To the four HBS graduates receiving this year’s Alumni Achievement Award, the School’s highest honor, HBS professor Bill Sahlman mischievously posed what he termed a simple question: “What is wisdom?” With Burden Hall packed with an audience of first-year MBA students, the honorees at the September event rose to the challenge and did not disappoint with their responses to that and other related questions. Couching their remarks in equal measures of humor and hard-won experience, the award winners shared advice and reflections during a discussion, moderated by Sahlman, as well as during a subsequent Q&A session with the students that concluded the program.

After Dean Jay Light introduced the honorees and presented them with their awards, Sahlman kicked off the discussion by saying that he hoped to elicit from the award winners some of their “accumulated knowledge and insight.” Then came his “wisdom” cold call, directed to Sir Ronald Cohen.

After noting that he would be wise to avoid answering such a question, Cohen observed that wisdom “has to stand the test of time and have a very broad perspective within which to put it. You never achieve it totally.”

Philip Yeo drew laughter when he said, “To me, wisdom is stealing ideas from others.” “Wisdom is not a destination but something that’s built upon as the years go by,” Bill Donaldson commented, adding that “there’s a danger in conceiving of wisdom as simply the sum total of life’s experience.” “I agree with Bill. I know a lot of old people who are not wise,” Ann Moore concluded to laughter and applause from the audience. “You need to age with an open mind.”

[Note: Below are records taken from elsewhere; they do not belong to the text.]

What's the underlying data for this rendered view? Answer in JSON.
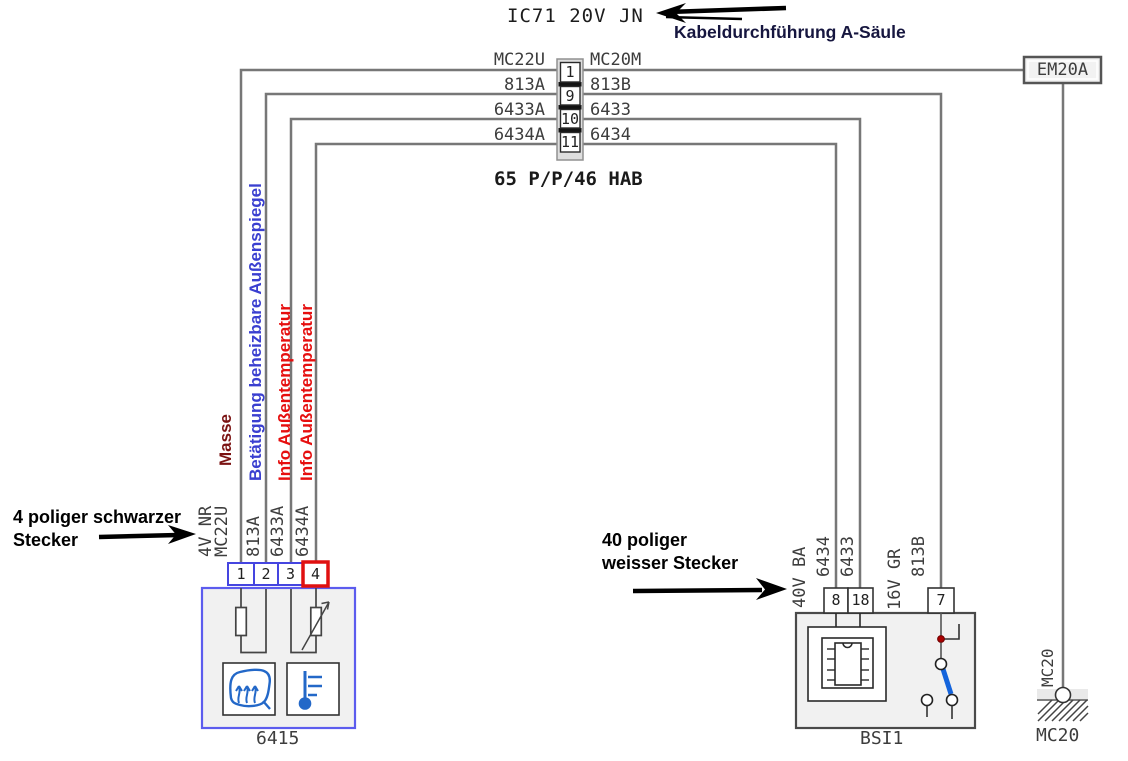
{
  "header": {
    "title": "IC71 20V JN",
    "callout": "Kabeldurchführung A-Säule"
  },
  "junction": {
    "caption": "65 P/P/46 HAB",
    "rows": [
      {
        "pin": "1",
        "left": "MC22U",
        "right": "MC20M"
      },
      {
        "pin": "9",
        "left": "813A",
        "right": "813B"
      },
      {
        "pin": "10",
        "left": "6433A",
        "right": "6433"
      },
      {
        "pin": "11",
        "left": "6434A",
        "right": "6434"
      }
    ]
  },
  "em20a_label": "EM20A",
  "ground": {
    "wire_label": "MC20",
    "name": "MC20"
  },
  "signals": [
    {
      "text": "Masse",
      "color": "#7a1212"
    },
    {
      "text": "Betätigung beheizbare Außenspiegel",
      "color": "#3a3fd0"
    },
    {
      "text": "Info Außentemperatur",
      "color": "#e60f0f"
    },
    {
      "text": "Info Außentemperatur",
      "color": "#e60f0f"
    }
  ],
  "device6415": {
    "name": "6415",
    "pins": [
      "1",
      "2",
      "3",
      "4"
    ],
    "wire_labels": [
      "4V NR",
      "MC22U",
      "813A",
      "6433A",
      "6434A"
    ]
  },
  "bsi": {
    "name": "BSI1",
    "pins": [
      "8",
      "18",
      "7"
    ],
    "wire_labels": [
      "40V BA",
      "6434",
      "6433",
      "16V GR",
      "813B"
    ]
  },
  "notes": {
    "left_line1": "4 poliger schwarzer",
    "left_line2": "Stecker",
    "right_line1": "40 poliger",
    "right_line2": "weisser Stecker"
  },
  "colors": {
    "wire": "#777777",
    "device_border_blue": "#5c5cee",
    "pin_highlight_red": "#e01010",
    "switch_blade_blue": "#1464dc",
    "icon_blue": "#2368c8",
    "junction_dot_red": "#aa0000"
  }
}
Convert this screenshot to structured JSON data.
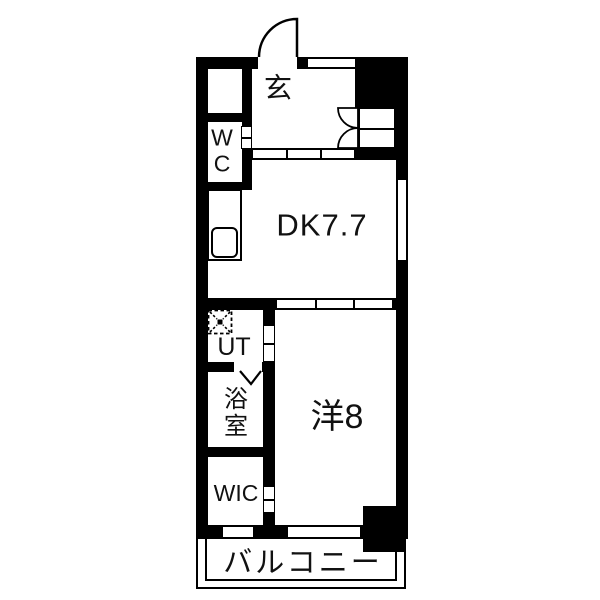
{
  "plan_type": "apartment-floor-plan",
  "rooms": {
    "genkan": {
      "label": "玄"
    },
    "wc": {
      "label": "WC"
    },
    "dk": {
      "label": "DK7.7"
    },
    "ut": {
      "label": "UT"
    },
    "bath": {
      "label": "浴室"
    },
    "western": {
      "label": "洋8"
    },
    "wic": {
      "label": "WIC"
    },
    "balcony": {
      "label": "バルコニー"
    }
  },
  "colors": {
    "wall": "#000000",
    "floor": "#ffffff",
    "text": "#111111"
  }
}
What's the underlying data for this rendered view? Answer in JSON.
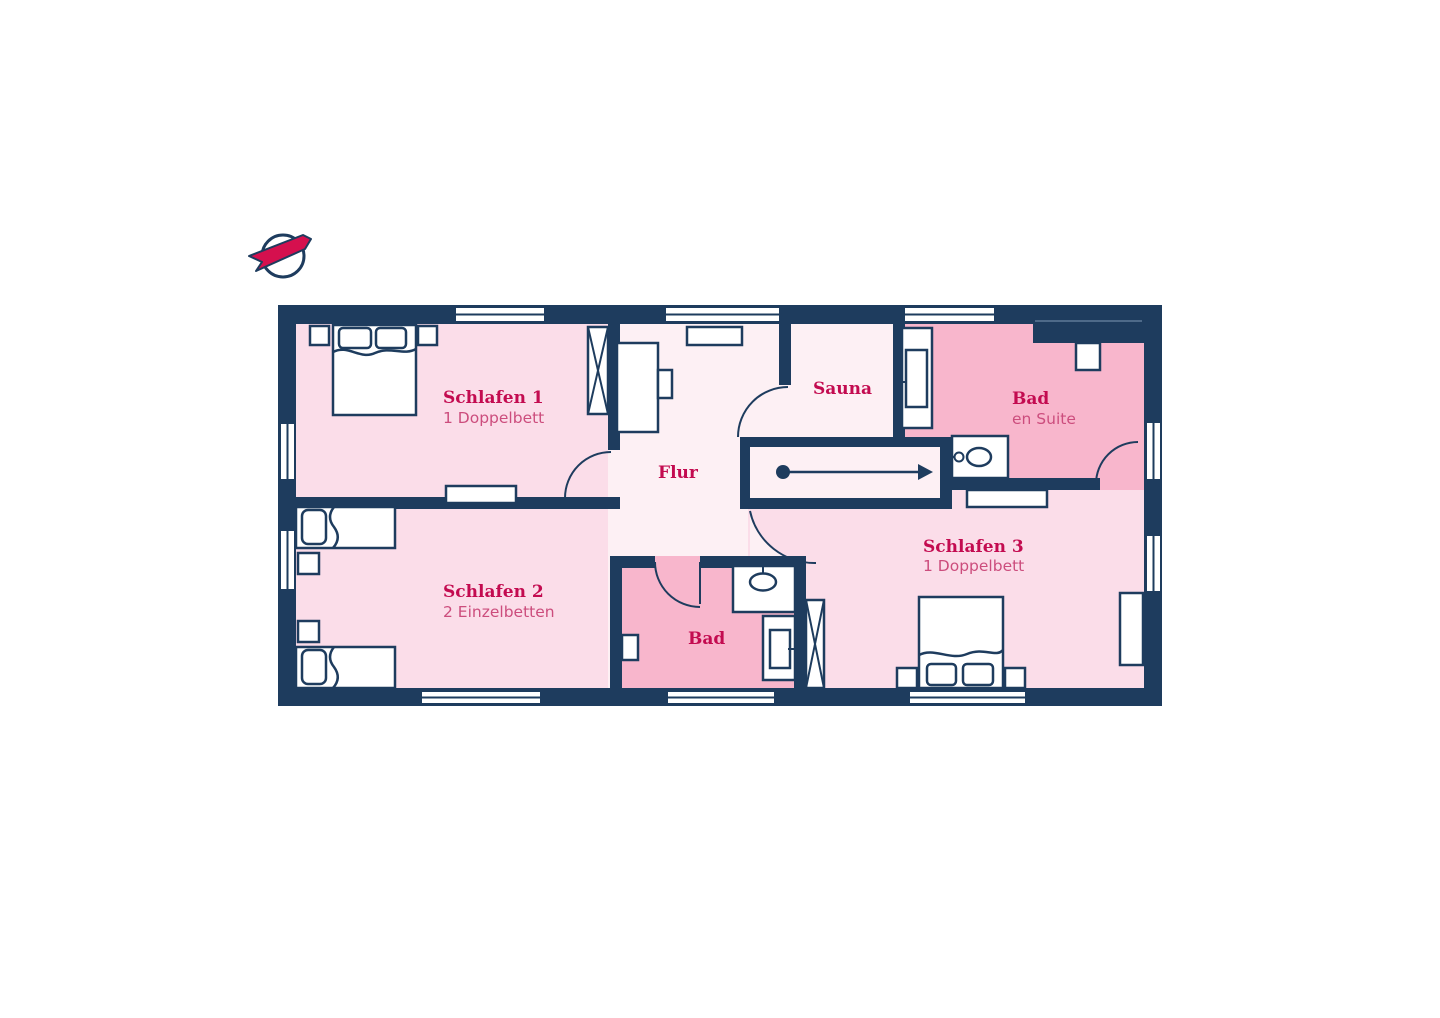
{
  "plan": {
    "type": "floor-plan",
    "compass": "north-indicator",
    "stairs_direction": "up-right"
  },
  "colors": {
    "wall": "#1e3c5e",
    "floor_hallway": "#fdf0f4",
    "floor_bedroom": "#fbdde9",
    "floor_bathroom": "#f8b6cc",
    "label_title": "#c30b50",
    "label_subtitle": "#cc4d7d",
    "compass_red": "#d5104e",
    "white": "#ffffff"
  },
  "rooms": [
    {
      "key": "schlafen1",
      "label": "Schlafen 1",
      "sublabel": "1 Doppelbett"
    },
    {
      "key": "schlafen2",
      "label": "Schlafen 2",
      "sublabel": "2 Einzelbetten"
    },
    {
      "key": "schlafen3",
      "label": "Schlafen 3",
      "sublabel": "1 Doppelbett"
    },
    {
      "key": "flur",
      "label": "Flur"
    },
    {
      "key": "sauna",
      "label": "Sauna"
    },
    {
      "key": "bad",
      "label": "Bad"
    },
    {
      "key": "bad_en_suite",
      "label": "Bad",
      "sublabel": "en Suite"
    }
  ]
}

Sir Ronald M. Cohen (MBA ’69)
The cofounder and former chairman of London-based Apax Partners, one of the world’s leading venture-capital and private-equity firms, Ronnie Cohen and his parents emigrated, with virtually no possessions, to England from Egypt in 1956. Often said to be the father of the venture-capital industry in Europe, the Oxford graduate now devotes his time to socially oriented investment and entrepreneurship projects in England and the Middle East.

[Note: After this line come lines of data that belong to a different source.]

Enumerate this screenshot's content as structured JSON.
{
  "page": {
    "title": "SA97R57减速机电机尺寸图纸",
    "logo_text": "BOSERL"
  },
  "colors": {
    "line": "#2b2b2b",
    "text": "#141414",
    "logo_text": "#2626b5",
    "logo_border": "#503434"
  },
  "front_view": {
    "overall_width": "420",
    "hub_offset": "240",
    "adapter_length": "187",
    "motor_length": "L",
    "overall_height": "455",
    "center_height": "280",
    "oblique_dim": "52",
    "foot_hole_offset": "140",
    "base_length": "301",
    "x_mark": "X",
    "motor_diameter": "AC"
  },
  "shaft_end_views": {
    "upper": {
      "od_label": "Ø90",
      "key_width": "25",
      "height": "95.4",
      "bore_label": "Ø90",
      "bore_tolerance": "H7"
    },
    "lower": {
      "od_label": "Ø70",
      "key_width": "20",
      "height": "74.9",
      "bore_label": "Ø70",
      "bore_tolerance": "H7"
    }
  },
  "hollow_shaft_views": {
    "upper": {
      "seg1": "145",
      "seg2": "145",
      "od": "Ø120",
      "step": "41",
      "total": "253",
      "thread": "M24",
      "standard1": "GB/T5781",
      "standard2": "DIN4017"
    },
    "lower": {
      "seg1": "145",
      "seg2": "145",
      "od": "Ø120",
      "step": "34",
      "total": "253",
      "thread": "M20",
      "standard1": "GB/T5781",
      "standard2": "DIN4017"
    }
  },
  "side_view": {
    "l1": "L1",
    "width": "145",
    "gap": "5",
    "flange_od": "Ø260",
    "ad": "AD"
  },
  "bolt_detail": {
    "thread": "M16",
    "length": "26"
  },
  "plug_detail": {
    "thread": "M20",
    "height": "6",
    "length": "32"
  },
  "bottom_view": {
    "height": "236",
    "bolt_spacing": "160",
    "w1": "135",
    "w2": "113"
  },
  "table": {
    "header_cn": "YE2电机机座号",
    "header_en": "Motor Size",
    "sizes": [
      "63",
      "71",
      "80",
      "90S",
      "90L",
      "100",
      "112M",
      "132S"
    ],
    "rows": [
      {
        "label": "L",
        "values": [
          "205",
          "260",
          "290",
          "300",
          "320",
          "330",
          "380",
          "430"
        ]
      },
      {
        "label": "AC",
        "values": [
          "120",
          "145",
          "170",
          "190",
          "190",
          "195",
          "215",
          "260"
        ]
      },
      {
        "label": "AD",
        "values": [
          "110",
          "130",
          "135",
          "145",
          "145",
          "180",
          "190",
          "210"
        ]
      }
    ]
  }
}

William H. Donaldson (MBA ’58)
The cofounder and former chairman and CEO of Donaldson, Lufkin & Jenrette, Bill Donaldson has spent more than 45 years at the highest levels of business, government, and academia, with service as U.S. undersecretary of state; chairman and CEO of the NYSE; chairman of the SEC; and founding dean of the Yale School of Management.

Ann S. Moore (MBA ’78)
Ann Moore’s appointment as chairman and CEO of Time, Inc., in 2002 was a proud moment for a woman who, fresh out of HBS, had taken the lowest-paying of thirteen job offers to become a Time financial analyst simply because she loved magazines. Rising through the ranks, Moore today presides over an empire of more than 145 magazines, their Web sites, and brand extensions.

Philip L. Yeo (MBA ’76)
Currently the chairman of Singapore’s Agency for Science, Technology and Research, Philip Yeo has for many years overseen the planning and implementation of the key drivers of Singapore’s remarkable economic successes. Now Yeo is pushing the 250-square-mile city-state to the forefront of the global race for supremacy in biomedical sciences.